At a time of historically low unemployment, finding drivers for ride sharing firms will likely continue to be a challenge. Maybe that is why Uber leads this employment ad with an income guarantee.
The Uber Culture
In a new book, Super Pumped, the Battle for Uber, author Mike Isaac tells the story of the company’s early years led by founder Travis Kalanick. In the words of the book review by Leslie Berlin, “Kalanick understood that Uber could succeed only if it grew faster than any competitor, attracting large numbers of riders and drivers in cities across the globe. He let nothing get in the way of that growth–not the livelihood of the drivers, not the health and welfare of employees, not the counsel of his own advisers, not the laws and regulations of multiple states, and not the rules of Apple’s app store. He hired former NSA, FBI and CIA employees to spy on competitors.”
The review proceeds to describe the undoing of Kalanick by a number of individuals who revealed the toxic culture that had been created.

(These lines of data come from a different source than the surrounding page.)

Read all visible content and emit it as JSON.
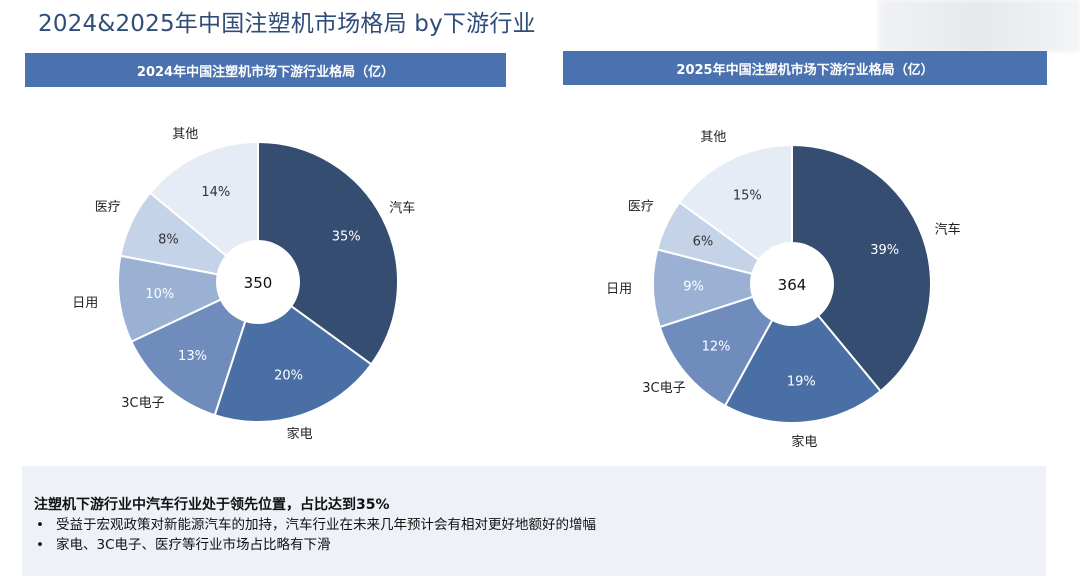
{
  "page_title": "2024&2025年中国注塑机市场格局 by下游行业",
  "colors": {
    "header_bg": "#4a72b0",
    "slices": [
      "#344d70",
      "#4a6fa5",
      "#6f8cbd",
      "#9bb1d4",
      "#c5d3e8",
      "#e6ecf5"
    ]
  },
  "chart_data": [
    {
      "type": "pie",
      "title": "2024年中国注塑机市场下游行业格局（亿）",
      "center_label": "350",
      "categories": [
        "汽车",
        "家电",
        "3C电子",
        "日用",
        "医疗",
        "其他"
      ],
      "values": [
        35,
        20,
        13,
        10,
        8,
        14
      ],
      "value_labels": [
        "35%",
        "20%",
        "13%",
        "10%",
        "8%",
        "14%"
      ]
    },
    {
      "type": "pie",
      "title": "2025年中国注塑机市场下游行业格局（亿）",
      "center_label": "364",
      "categories": [
        "汽车",
        "家电",
        "3C电子",
        "日用",
        "医疗",
        "其他"
      ],
      "values": [
        39,
        19,
        12,
        9,
        6,
        15
      ],
      "value_labels": [
        "39%",
        "19%",
        "12%",
        "9%",
        "6%",
        "15%"
      ]
    }
  ],
  "summary": {
    "heading": "注塑机下游行业中汽车行业处于领先位置，占比达到35%",
    "bullets": [
      "受益于宏观政策对新能源汽车的加持，汽车行业在未来几年预计会有相对更好地额好的增幅",
      "家电、3C电子、医疗等行业市场占比略有下滑"
    ]
  }
}
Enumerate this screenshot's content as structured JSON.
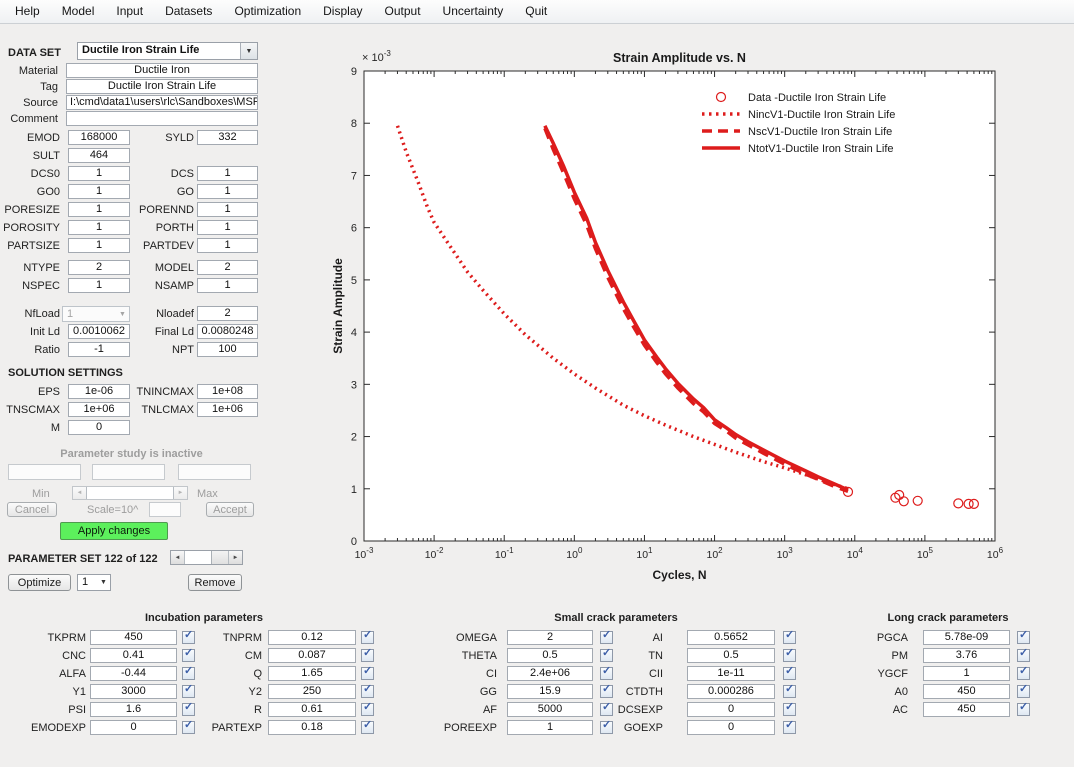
{
  "menu": [
    "Help",
    "Model",
    "Input",
    "Datasets",
    "Optimization",
    "Display",
    "Output",
    "Uncertainty",
    "Quit"
  ],
  "icons": {
    "dropdown_arrow": "▼",
    "checkmark": "✓",
    "arrow_left": "◄",
    "arrow_right": "►"
  },
  "left_panel": {
    "dataset_label": "DATA SET",
    "dataset_value": "Ductile Iron Strain Life",
    "info_rows": [
      {
        "key": "material",
        "label": "Material",
        "value": "Ductile Iron",
        "align": "center"
      },
      {
        "key": "tag",
        "label": "Tag",
        "value": "Ductile Iron Strain Life",
        "align": "center"
      },
      {
        "key": "source",
        "label": "Source",
        "value": "I:\\cmd\\data1\\users\\rlc\\Sandboxes\\MSF_",
        "align": "left"
      },
      {
        "key": "comment",
        "label": "Comment",
        "value": "",
        "align": "left"
      }
    ],
    "sections": [
      {
        "rows": [
          [
            {
              "label": "EMOD",
              "value": "168000"
            },
            {
              "label": "SYLD",
              "value": "332"
            }
          ],
          [
            {
              "label": "SULT",
              "value": "464"
            },
            null
          ],
          [
            {
              "label": "DCS0",
              "value": "1"
            },
            {
              "label": "DCS",
              "value": "1"
            }
          ],
          [
            {
              "label": "GO0",
              "value": "1"
            },
            {
              "label": "GO",
              "value": "1"
            }
          ],
          [
            {
              "label": "PORESIZE",
              "value": "1"
            },
            {
              "label": "PORENND",
              "value": "1"
            }
          ],
          [
            {
              "label": "POROSITY",
              "value": "1"
            },
            {
              "label": "PORTH",
              "value": "1"
            }
          ],
          [
            {
              "label": "PARTSIZE",
              "value": "1"
            },
            {
              "label": "PARTDEV",
              "value": "1"
            }
          ]
        ]
      },
      {
        "rows": [
          [
            {
              "label": "NTYPE",
              "value": "2"
            },
            {
              "label": "MODEL",
              "value": "2"
            }
          ],
          [
            {
              "label": "NSPEC",
              "value": "1"
            },
            {
              "label": "NSAMP",
              "value": "1"
            }
          ]
        ]
      },
      {
        "rows": [
          [
            {
              "label": "NfLoad",
              "value": "1",
              "widget": "dropdown",
              "disabled": true
            },
            {
              "label": "Nloadef",
              "value": "2"
            }
          ],
          [
            {
              "label": "Init Ld",
              "value": "0.0010062"
            },
            {
              "label": "Final Ld",
              "value": "0.0080248"
            }
          ],
          [
            {
              "label": "Ratio",
              "value": "-1"
            },
            {
              "label": "NPT",
              "value": "100"
            }
          ]
        ]
      },
      {
        "heading": "SOLUTION SETTINGS",
        "rows": [
          [
            {
              "label": "EPS",
              "value": "1e-06"
            },
            {
              "label": "TNINCMAX",
              "value": "1e+08"
            }
          ],
          [
            {
              "label": "TNSCMAX",
              "value": "1e+06"
            },
            {
              "label": "TNLCMAX",
              "value": "1e+06"
            }
          ],
          [
            {
              "label": "M",
              "value": "0"
            },
            null
          ]
        ]
      }
    ]
  },
  "param_study": {
    "status": "Parameter study is inactive",
    "min_label": "Min",
    "max_label": "Max",
    "cancel_label": "Cancel",
    "scale_label": "Scale=10^",
    "accept_label": "Accept",
    "apply_label": "Apply changes",
    "apply_color": "#5cf05c"
  },
  "param_set": {
    "title": "PARAMETER SET 122 of 122",
    "optimize_label": "Optimize",
    "selector_value": "1",
    "remove_label": "Remove"
  },
  "param_groups": [
    {
      "title": "Incubation parameters",
      "rows": [
        [
          [
            "TKPRM",
            "450"
          ],
          [
            "TNPRM",
            "0.12"
          ]
        ],
        [
          [
            "CNC",
            "0.41"
          ],
          [
            "CM",
            "0.087"
          ]
        ],
        [
          [
            "ALFA",
            "-0.44"
          ],
          [
            "Q",
            "1.65"
          ]
        ],
        [
          [
            "Y1",
            "3000"
          ],
          [
            "Y2",
            "250"
          ]
        ],
        [
          [
            "PSI",
            "1.6"
          ],
          [
            "R",
            "0.61"
          ]
        ],
        [
          [
            "EMODEXP",
            "0"
          ],
          [
            "PARTEXP",
            "0.18"
          ]
        ]
      ],
      "all_checked": true
    },
    {
      "title": "Small crack parameters",
      "rows": [
        [
          [
            "OMEGA",
            "2"
          ],
          [
            "AI",
            "0.5652"
          ]
        ],
        [
          [
            "THETA",
            "0.5"
          ],
          [
            "TN",
            "0.5"
          ]
        ],
        [
          [
            "CI",
            "2.4e+06"
          ],
          [
            "CII",
            "1e-11"
          ]
        ],
        [
          [
            "GG",
            "15.9"
          ],
          [
            "CTDTH",
            "0.000286"
          ]
        ],
        [
          [
            "AF",
            "5000"
          ],
          [
            "DCSEXP",
            "0"
          ]
        ],
        [
          [
            "POREEXP",
            "1"
          ],
          [
            "GOEXP",
            "0"
          ]
        ]
      ],
      "all_checked": true
    },
    {
      "title": "Long crack parameters",
      "rows": [
        [
          [
            "PGCA",
            "5.78e-09"
          ]
        ],
        [
          [
            "PM",
            "3.76"
          ]
        ],
        [
          [
            "YGCF",
            "1"
          ]
        ],
        [
          [
            "A0",
            "450"
          ]
        ],
        [
          [
            "AC",
            "450"
          ]
        ]
      ],
      "all_checked": true
    }
  ],
  "chart_data": {
    "type": "line",
    "title": "Strain Amplitude vs. N",
    "xlabel": "Cycles, N",
    "ylabel": "Strain Amplitude",
    "x_scale": "log",
    "xlim": [
      0.001,
      1000000
    ],
    "x_tick_exponents": [
      -3,
      -2,
      -1,
      0,
      1,
      2,
      3,
      4,
      5,
      6
    ],
    "y_ticks": [
      0,
      1,
      2,
      3,
      4,
      5,
      6,
      7,
      8,
      9
    ],
    "y_unit_multiplier": "1e-3",
    "y_offset_base": "× 10",
    "y_offset_exp": "-3",
    "ylim_display": [
      0,
      9
    ],
    "grid": false,
    "legend_position": "top-right-inside",
    "series_color": "#dd1c1c",
    "series": [
      {
        "name": "Data -Ductile Iron Strain Life",
        "kind": "scatter",
        "marker": "circle",
        "points": [
          [
            8000,
            0.94
          ],
          [
            38000,
            0.83
          ],
          [
            43000,
            0.88
          ],
          [
            50000,
            0.76
          ],
          [
            79000,
            0.77
          ],
          [
            300000,
            0.72
          ],
          [
            420000,
            0.71
          ],
          [
            500000,
            0.71
          ]
        ]
      },
      {
        "name": "NincV1-Ductile Iron Strain Life",
        "kind": "line",
        "line_style": "dotted",
        "points": [
          [
            0.003,
            7.95
          ],
          [
            0.004,
            7.45
          ],
          [
            0.006,
            6.85
          ],
          [
            0.008,
            6.4
          ],
          [
            0.01,
            6.1
          ],
          [
            0.02,
            5.5
          ],
          [
            0.03,
            5.15
          ],
          [
            0.05,
            4.8
          ],
          [
            0.1,
            4.35
          ],
          [
            0.2,
            3.95
          ],
          [
            0.5,
            3.5
          ],
          [
            1,
            3.2
          ],
          [
            2,
            2.93
          ],
          [
            5,
            2.6
          ],
          [
            10,
            2.4
          ],
          [
            20,
            2.22
          ],
          [
            50,
            2.0
          ],
          [
            100,
            1.85
          ],
          [
            200,
            1.7
          ],
          [
            500,
            1.52
          ],
          [
            1000,
            1.4
          ],
          [
            2000,
            1.27
          ],
          [
            4000,
            1.13
          ],
          [
            8000,
            1.0
          ]
        ]
      },
      {
        "name": "NscV1-Ductile Iron Strain Life",
        "kind": "line",
        "line_style": "dashed",
        "points": [
          [
            0.38,
            7.9
          ],
          [
            0.5,
            7.5
          ],
          [
            0.7,
            7.05
          ],
          [
            1,
            6.55
          ],
          [
            1.5,
            6.05
          ],
          [
            2,
            5.6
          ],
          [
            3,
            5.05
          ],
          [
            5,
            4.45
          ],
          [
            7,
            4.1
          ],
          [
            10,
            3.75
          ],
          [
            15,
            3.42
          ],
          [
            20,
            3.2
          ],
          [
            30,
            2.93
          ],
          [
            50,
            2.63
          ],
          [
            70,
            2.47
          ],
          [
            100,
            2.25
          ],
          [
            150,
            2.1
          ],
          [
            200,
            1.97
          ],
          [
            300,
            1.84
          ],
          [
            500,
            1.68
          ],
          [
            700,
            1.58
          ],
          [
            1000,
            1.47
          ],
          [
            1500,
            1.36
          ],
          [
            2000,
            1.28
          ],
          [
            3000,
            1.18
          ],
          [
            5000,
            1.05
          ],
          [
            8000,
            0.95
          ]
        ]
      },
      {
        "name": "NtotV1-Ductile Iron Strain Life",
        "kind": "line",
        "line_style": "solid",
        "points": [
          [
            0.38,
            7.95
          ],
          [
            0.5,
            7.62
          ],
          [
            0.7,
            7.18
          ],
          [
            1,
            6.68
          ],
          [
            1.5,
            6.18
          ],
          [
            2,
            5.72
          ],
          [
            3,
            5.18
          ],
          [
            5,
            4.58
          ],
          [
            7,
            4.22
          ],
          [
            10,
            3.85
          ],
          [
            15,
            3.52
          ],
          [
            20,
            3.3
          ],
          [
            30,
            3.02
          ],
          [
            50,
            2.72
          ],
          [
            70,
            2.55
          ],
          [
            100,
            2.32
          ],
          [
            150,
            2.16
          ],
          [
            200,
            2.04
          ],
          [
            300,
            1.9
          ],
          [
            500,
            1.74
          ],
          [
            700,
            1.64
          ],
          [
            1000,
            1.53
          ],
          [
            1500,
            1.42
          ],
          [
            2000,
            1.34
          ],
          [
            3000,
            1.23
          ],
          [
            5000,
            1.1
          ],
          [
            8000,
            0.98
          ]
        ]
      }
    ]
  }
}
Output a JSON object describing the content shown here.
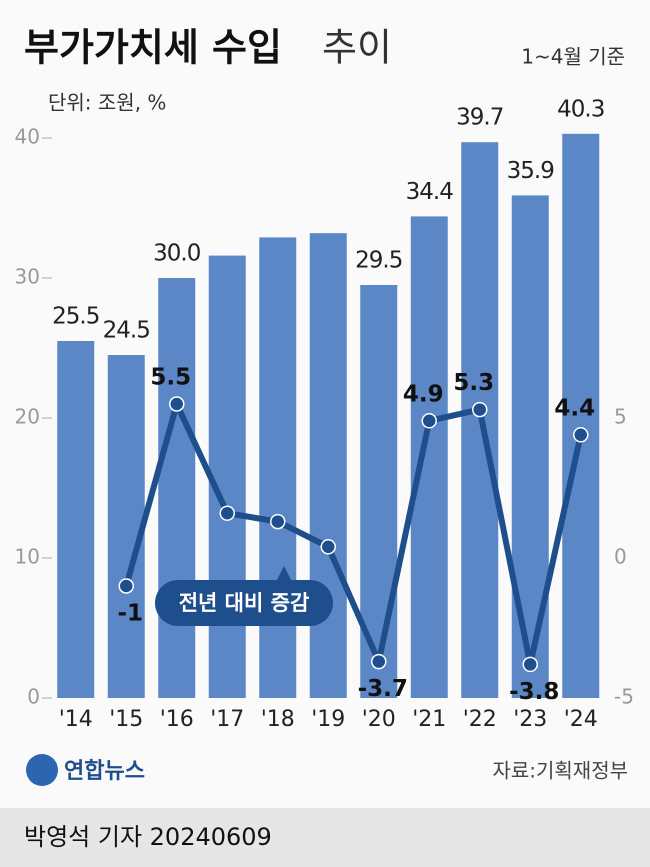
{
  "chart_data": {
    "type": "bar_line",
    "title_parts": [
      "부가가치세 수입",
      "추이"
    ],
    "subtitle": "1~4월 기준",
    "unit_label": "단위: 조원, %",
    "categories": [
      "'14",
      "'15",
      "'16",
      "'17",
      "'18",
      "'19",
      "'20",
      "'21",
      "'22",
      "'23",
      "'24"
    ],
    "series": [
      {
        "name": "부가가치세 수입",
        "type": "bar",
        "color": "#5b87c6",
        "values": [
          25.5,
          24.5,
          30.0,
          31.6,
          32.9,
          33.2,
          29.5,
          34.4,
          39.7,
          35.9,
          40.3
        ],
        "value_labels": [
          "25.5",
          "24.5",
          "30.0",
          null,
          null,
          null,
          "29.5",
          "34.4",
          "39.7",
          "35.9",
          "40.3"
        ]
      },
      {
        "name": "전년 대비 증감",
        "type": "line",
        "axis": "y2",
        "color": "#1f4e8c",
        "values": [
          null,
          -1,
          5.5,
          1.6,
          1.3,
          0.4,
          -3.7,
          4.9,
          5.3,
          -3.8,
          4.4
        ],
        "value_labels": [
          null,
          "-1",
          "5.5",
          null,
          null,
          null,
          "-3.7",
          "4.9",
          "5.3",
          "-3.8",
          "4.4"
        ]
      }
    ],
    "ylim": [
      0,
      40
    ],
    "yticks": [
      0,
      10,
      20,
      30,
      40
    ],
    "y2lim": [
      -5,
      5
    ],
    "y2ticks": [
      -5,
      0,
      5
    ],
    "grid": false,
    "logo": "연합뉴스",
    "source": "자료:기획재정부"
  },
  "footer": "박영석 기자 20240609"
}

Disruption Is Not Necessarily Terminal
The future resilience of ride sharing systems, and their systematic underpricing of taxi rates, has disrupted the regulatory monopoly that taxi licensing system created. But it is not clear that the taxi industry will in fact be killed, and that the subsidized, financially losing strategy of ride sharing companies will wipe out their regulated competitors.
Hedge funds are reportedly buying up taxi medallions in New York for cash. Just as was done in the 2008 housing crisis, investors are coming in, paying cash at the low point in the valuation cycle, hoping to turn an above average return, when the market normalizes.
So the taxi medallion story is a long way from being over, even though there will be painful adjustments in the interim.